The United Kingdom’s lettings market is facing more challenges as landlords grapple with a surge in mortgage payments, which could lead to increased hardships for tenants. According to a report by broker Hamptons International, landlords paid 40% more mortgage interest in August compared to the same month last year, totaling an additional £4.3 billion ($5.3 billion). On average, mortgaged landlords now allocate 37% of their rental income to pay interest, a significant increase from the previous year’s 28%.
Aneisha Beveridge, head of research at Hamptons, commented that these rising costs may become unaffordable for some investors, leading them to exit the market. This, in turn, could further drive up rental prices. The United Kingdom is already facing various economic pressures, including a sharp rise in interest rates and the worst cost-of-living crisis in a generation.
Tenants are bearing the brunt of the turmoil as landlords, who often rely on interest-only mortgages, are particularly vulnerable to rate hikes. To cope with the additional costs and stricter regulations, landlords may choose to sell their properties or increase rents.

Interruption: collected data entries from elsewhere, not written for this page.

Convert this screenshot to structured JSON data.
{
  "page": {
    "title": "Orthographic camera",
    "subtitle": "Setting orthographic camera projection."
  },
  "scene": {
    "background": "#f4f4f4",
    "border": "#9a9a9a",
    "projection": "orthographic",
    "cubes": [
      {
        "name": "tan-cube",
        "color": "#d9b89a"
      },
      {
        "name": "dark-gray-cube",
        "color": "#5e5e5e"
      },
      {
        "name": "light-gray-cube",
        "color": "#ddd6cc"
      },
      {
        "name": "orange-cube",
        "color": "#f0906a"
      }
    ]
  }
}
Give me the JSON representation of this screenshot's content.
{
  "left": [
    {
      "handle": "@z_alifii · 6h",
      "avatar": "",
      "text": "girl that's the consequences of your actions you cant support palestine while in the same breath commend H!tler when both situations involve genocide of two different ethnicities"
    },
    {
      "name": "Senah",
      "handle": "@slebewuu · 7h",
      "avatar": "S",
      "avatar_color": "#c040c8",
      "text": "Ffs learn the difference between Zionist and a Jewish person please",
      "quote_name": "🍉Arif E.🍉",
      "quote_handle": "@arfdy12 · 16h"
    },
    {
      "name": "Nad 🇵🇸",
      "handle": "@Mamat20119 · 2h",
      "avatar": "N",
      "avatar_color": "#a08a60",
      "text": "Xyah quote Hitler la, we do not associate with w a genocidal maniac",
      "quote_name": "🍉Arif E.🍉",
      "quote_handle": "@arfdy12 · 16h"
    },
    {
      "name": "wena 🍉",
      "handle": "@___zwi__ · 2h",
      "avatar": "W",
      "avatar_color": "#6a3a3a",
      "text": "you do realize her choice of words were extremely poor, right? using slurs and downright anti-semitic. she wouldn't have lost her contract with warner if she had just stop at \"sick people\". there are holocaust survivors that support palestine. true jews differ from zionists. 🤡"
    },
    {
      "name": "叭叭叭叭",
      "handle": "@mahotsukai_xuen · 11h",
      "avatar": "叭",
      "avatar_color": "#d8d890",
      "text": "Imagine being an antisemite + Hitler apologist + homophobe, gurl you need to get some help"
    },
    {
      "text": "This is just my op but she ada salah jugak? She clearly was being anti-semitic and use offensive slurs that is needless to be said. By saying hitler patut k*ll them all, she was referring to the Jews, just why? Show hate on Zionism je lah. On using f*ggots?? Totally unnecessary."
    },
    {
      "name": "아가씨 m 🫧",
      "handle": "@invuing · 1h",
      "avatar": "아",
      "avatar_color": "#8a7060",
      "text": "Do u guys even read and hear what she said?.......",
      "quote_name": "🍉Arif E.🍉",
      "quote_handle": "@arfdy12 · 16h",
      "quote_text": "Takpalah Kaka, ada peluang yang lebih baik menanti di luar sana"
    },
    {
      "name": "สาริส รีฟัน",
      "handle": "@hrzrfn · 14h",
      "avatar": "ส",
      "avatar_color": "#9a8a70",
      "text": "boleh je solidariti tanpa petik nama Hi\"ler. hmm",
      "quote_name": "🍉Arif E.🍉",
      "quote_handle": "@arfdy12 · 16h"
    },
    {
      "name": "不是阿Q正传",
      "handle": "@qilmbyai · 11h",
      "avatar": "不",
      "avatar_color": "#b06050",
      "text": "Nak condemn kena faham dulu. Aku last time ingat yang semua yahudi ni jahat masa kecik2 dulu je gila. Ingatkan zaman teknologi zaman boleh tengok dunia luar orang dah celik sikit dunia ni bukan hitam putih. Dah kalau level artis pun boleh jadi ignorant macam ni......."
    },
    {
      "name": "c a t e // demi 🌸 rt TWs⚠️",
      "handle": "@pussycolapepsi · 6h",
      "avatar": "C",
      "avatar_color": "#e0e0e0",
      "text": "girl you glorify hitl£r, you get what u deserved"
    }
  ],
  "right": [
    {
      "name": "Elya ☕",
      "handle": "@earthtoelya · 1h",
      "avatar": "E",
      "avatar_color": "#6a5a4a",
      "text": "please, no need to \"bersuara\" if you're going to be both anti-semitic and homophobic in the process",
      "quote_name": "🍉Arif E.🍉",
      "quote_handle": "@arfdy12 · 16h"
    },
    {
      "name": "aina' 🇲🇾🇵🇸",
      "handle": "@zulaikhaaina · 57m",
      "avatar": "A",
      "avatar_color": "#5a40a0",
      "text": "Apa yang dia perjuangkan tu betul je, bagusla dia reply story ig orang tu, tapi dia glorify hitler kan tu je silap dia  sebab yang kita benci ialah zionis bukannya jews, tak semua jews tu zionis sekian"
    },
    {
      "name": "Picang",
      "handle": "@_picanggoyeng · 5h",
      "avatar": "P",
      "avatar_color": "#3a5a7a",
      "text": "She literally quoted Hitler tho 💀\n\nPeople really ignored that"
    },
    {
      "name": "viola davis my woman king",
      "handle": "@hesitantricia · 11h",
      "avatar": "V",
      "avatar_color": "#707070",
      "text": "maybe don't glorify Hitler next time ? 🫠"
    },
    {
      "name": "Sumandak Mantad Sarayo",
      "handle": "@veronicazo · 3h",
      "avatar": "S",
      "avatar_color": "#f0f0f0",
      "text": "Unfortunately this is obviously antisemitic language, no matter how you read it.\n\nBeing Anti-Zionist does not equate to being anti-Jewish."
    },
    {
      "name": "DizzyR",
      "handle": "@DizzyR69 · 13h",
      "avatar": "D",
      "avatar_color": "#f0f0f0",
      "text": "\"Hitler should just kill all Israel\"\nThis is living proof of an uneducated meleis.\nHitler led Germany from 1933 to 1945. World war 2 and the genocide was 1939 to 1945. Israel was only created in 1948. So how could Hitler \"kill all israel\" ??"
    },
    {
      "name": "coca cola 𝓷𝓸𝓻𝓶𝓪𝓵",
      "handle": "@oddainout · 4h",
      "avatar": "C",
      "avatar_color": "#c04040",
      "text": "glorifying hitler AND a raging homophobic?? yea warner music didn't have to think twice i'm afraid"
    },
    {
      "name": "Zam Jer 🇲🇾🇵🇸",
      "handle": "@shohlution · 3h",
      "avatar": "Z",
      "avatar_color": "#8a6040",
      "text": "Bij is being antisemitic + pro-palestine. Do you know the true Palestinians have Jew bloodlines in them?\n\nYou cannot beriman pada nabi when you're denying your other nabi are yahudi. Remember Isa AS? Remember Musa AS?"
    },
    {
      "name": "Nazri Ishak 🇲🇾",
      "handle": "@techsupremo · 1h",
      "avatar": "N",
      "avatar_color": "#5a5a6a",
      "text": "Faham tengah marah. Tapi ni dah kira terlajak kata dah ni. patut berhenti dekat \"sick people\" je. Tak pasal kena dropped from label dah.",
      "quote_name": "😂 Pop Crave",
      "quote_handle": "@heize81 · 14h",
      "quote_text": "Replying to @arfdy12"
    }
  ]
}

This situation has come as a surprise to many landlords who experienced a decline in borrowing costs between 2015 and 2021, resulting in a 3% decrease in their total mortgage interest bill, despite a 43% increase in mortgage debt during that period.
The burden on landlords is expected to persist as more of them transition from fixed-rate loans agreed upon when interest rates were lower. If the average mortgage rate on outstanding landlord debt were to reach 6%, the total collective annual mortgage interest payment of £15 billion would surge to nearly £27 billion, according to Hamptons’ analysis. Moneyfacts Group Plc reported that the average new two-year fixed-rate deal was over 6.4% last week.
However, Hamptons offered a glimmer of hope for tenants, stating that the rate of rental growth slightly slowed down month-on-month in September. Nonetheless, Southern England and Scotland witnessed a continued acceleration in rental prices from an already high level. In September alone, rents in the United Kingdom rose approximately 12% on an annual basis, making it the second fastest increase on record. London experienced the most significant surge, with the average monthly cost of letting a property being 16% higher compared to the previous year.
Even if the Bank of England does not implement any further rate hikes, Hamptons’ Beveridge warned that the total amount of mortgage interest paid by landlords could surpass £20 billion over the next two years. This could potentially consume over half of the rent received by mortgaged landlords. The implications of these developments on the lettings market remain a concern for both landlords and tenants across the United Kingdom.